I rediscovered the Sly Cooper franchise with the release of The Sly Collection after years away from the series. While some of the gameplay mechanics had not aged well and included spoken dialog detailing which controller buttons to press, it proved impossible not to be sucked in by the Cooper Gang’s infectious characters and cel-shaded art style. So I was overjoyed to hear that the series would be returning with Sly Cooper: Thieves in Time for both the PlayStation 3 and the PlayStation Vita later this year, developed by the team behind the collection, Sanzaru. Having had the chance to play the game on both platforms at E3 last week, I’ve found that Sly looks to return in fine, albeit unsurprising, form.
Two levels were available during the demo, one controlling Sly and the other a relative of the famous raccoon, as the game’s narrative does explore his vast, thievery-laden heritage. The Sly level played as you would expect, with the titular hero finding himself in a perilous circus this time around. Armed with a Robin Hood-like disguise, Sly gains the ability to shoot arrows at targets to create tightropes he can cross. Though of course, the challenge doesn’t end there, as cannonballs spring from the tent’s unseeable floor to knock you off your rope. The level provided no real frustrating or difficult sections, but the Sly games were never known for their brutality. The level felt like classic Sly Cooper gameplay, and is hopefully just a taste of the many situations the thievious gang will find themselves in when the full title is released.
The other level put players in control of Riochi Cooper, a member of the Cooper family tree. In the game’s comical approximation of Feudal Japan, Riochi embarks on a quest to save his sushi shop and must sneak past guards and make his way through each room by means other than simply walking. Luckily, he has a special power that allows him to zip from perch to perch, using lighting fixtures and exposed pipes to travel throughout a level. It’s a nice way of shaking up the traditional level exploration norm of the franchise, but again don’t expect to be stuck at particularly grueling sections unless you have terrible timing. Guards will stop Riochi’s progress if he cannot sneak up and attack them properly, and it is always amusing to watch the series’ foes perish into a cloud of smoke.
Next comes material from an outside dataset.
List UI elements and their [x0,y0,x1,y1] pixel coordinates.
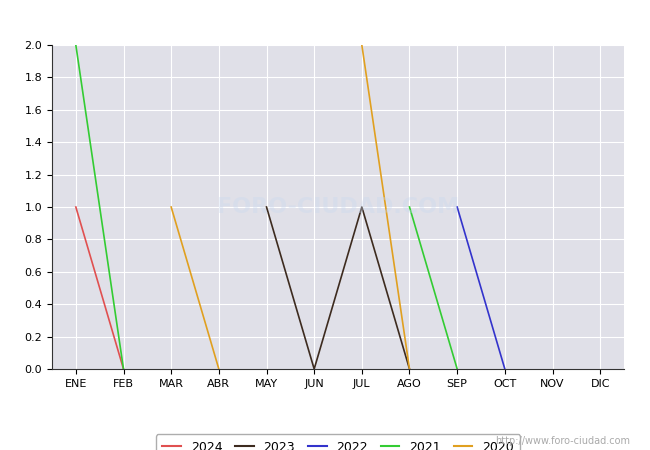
Text: Matriculaciones de Vehiculos en Adanero: Matriculaciones de Vehiculos en Adanero [168,8,482,23]
Text: FORO-CIUDAD.COM: FORO-CIUDAD.COM [217,197,459,217]
Legend: 2024, 2023, 2022, 2021, 2020: 2024, 2023, 2022, 2021, 2020 [156,434,520,450]
Text: http://www.foro-ciudad.com: http://www.foro-ciudad.com [495,436,630,446]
Both examples of the title proved that Thieves in Time is not looking to deviate drastically from its predecessors. The art style may suffer most of all, as, while there is a noticeable bump, the game does not look quite as sharp as I would have hoped. It does look fantastic on the Vita, however, and I am surprised, though happy, to say that may be my console of choice when playing the title.
The controls felt good, and with the back touchpad substituting for the shoulder buttons, it comfortably transferred the game’s set-up onto the Vita. I find the franchise to work in small bursts thanks to its mission-based levels. Thanks to the apparent minute loss in leap to the handheld space, I would love the chance to play such a fully-fledged console experience on my Vita.
That said, I am a little disappointed to see no major risks taken with this long-awaited sequel. I do enjoy the franchise, and to see it become stagnant would be an unfortunate fate for one of Sony’s most widely appealing mascots. Thankfully, the franchise’s gameplay is strong enough that, with the support of its colorful characters, I feel confident after my demo that Sly’s latest tale should provide another fun romp with Bentley, Murray, and a whole gang of Coopers.